Chlamydia trachomatis (CT) and Neisseria gonorrhoeae (GC) are the agents of two common, sexually transmitted 
diseases afflicting women in the United States (http://www.cdc.gov). We designed a novel web-based application 
that offers simple recommendations to help optimize medical outcomes with CT and GC prevention and control 
programs.
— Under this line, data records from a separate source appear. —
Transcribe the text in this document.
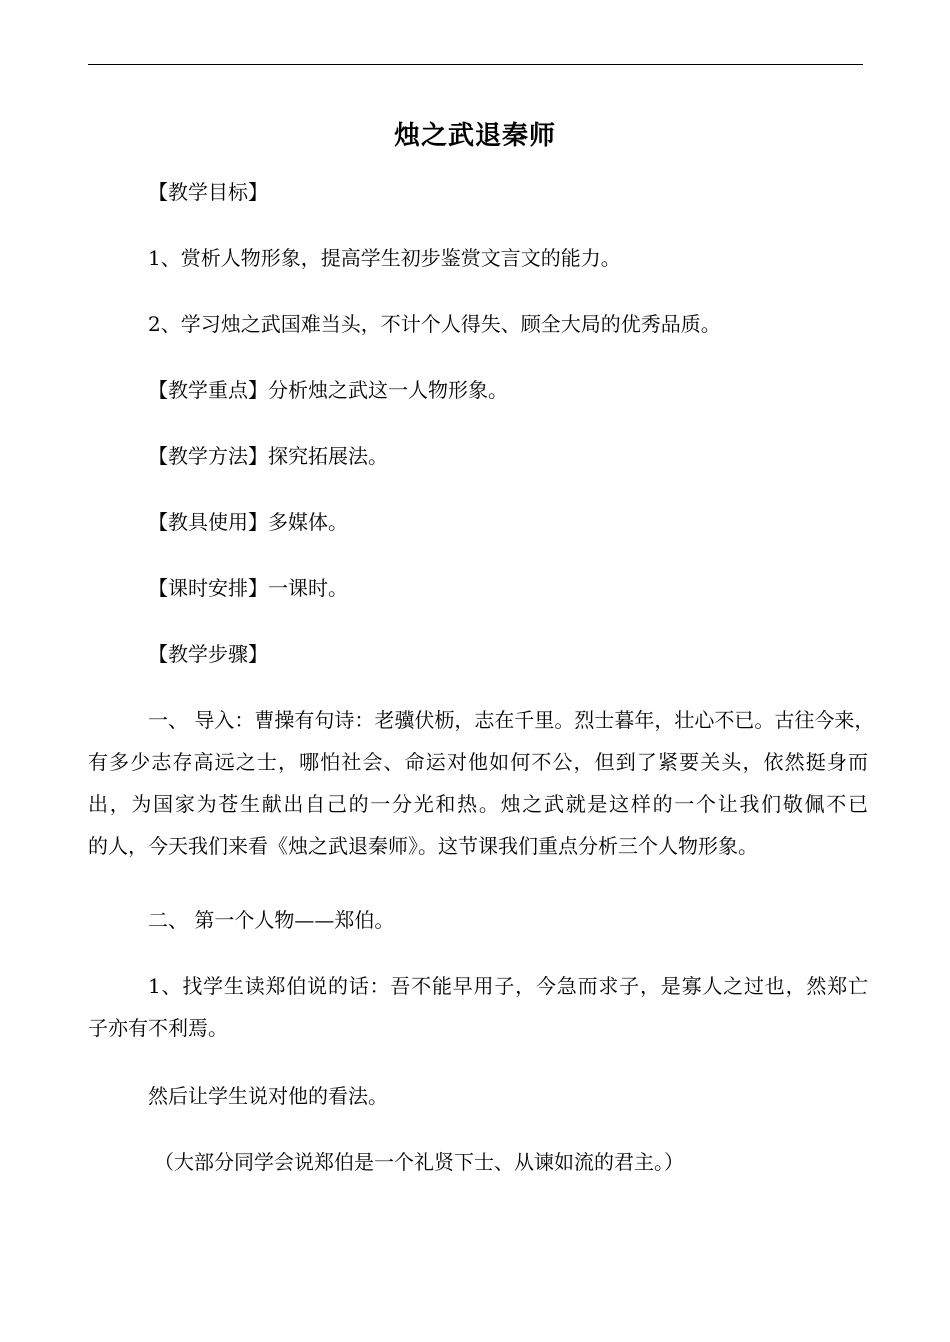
烛之武退秦师
【教学目标】
1、赏析人物形象，提高学生初步鉴赏文言文的能力。
2、学习烛之武国难当头，不计个人得失、顾全大局的优秀品质。
【教学重点】分析烛之武这一人物形象。
【教学方法】探究拓展法。
【教具使用】多媒体。
【课时安排】一课时。
【教学步骤】
一、 导入：曹操有句诗：老骥伏枥，志在千里。烈士暮年，壮心不已。古往今来，
有多少志存高远之士，哪怕社会、命运对他如何不公，但到了紧要关头，依然挺身而
出，为国家为苍生献出自己的一分光和热。烛之武就是这样的一个让我们敬佩不已
的人，今天我们来看《烛之武退秦师》。这节课我们重点分析三个人物形象。
二、 第一个人物——郑伯。
1、找学生读郑伯说的话：吾不能早用子，今急而求子，是寡人之过也，然郑亡
子亦有不利焉。
然后让学生说对他的看法。
（大部分同学会说郑伯是一个礼贤下士、从谏如流的君主。）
This application takes population groups, prevalence rates, parameters for available screening assays and 
treatment regimens (costs, sensitivity, and specificity), as well as budget limits as inputs. Its output suggests optimal 
screening and treatment strategies for selected at-risk groups, commensurate with the clinic's budget allocation. 
Development of this tool illustrates how a clinical informatics application based on rigorous mathematics might 
have a significant impact on real-world clinical issues. 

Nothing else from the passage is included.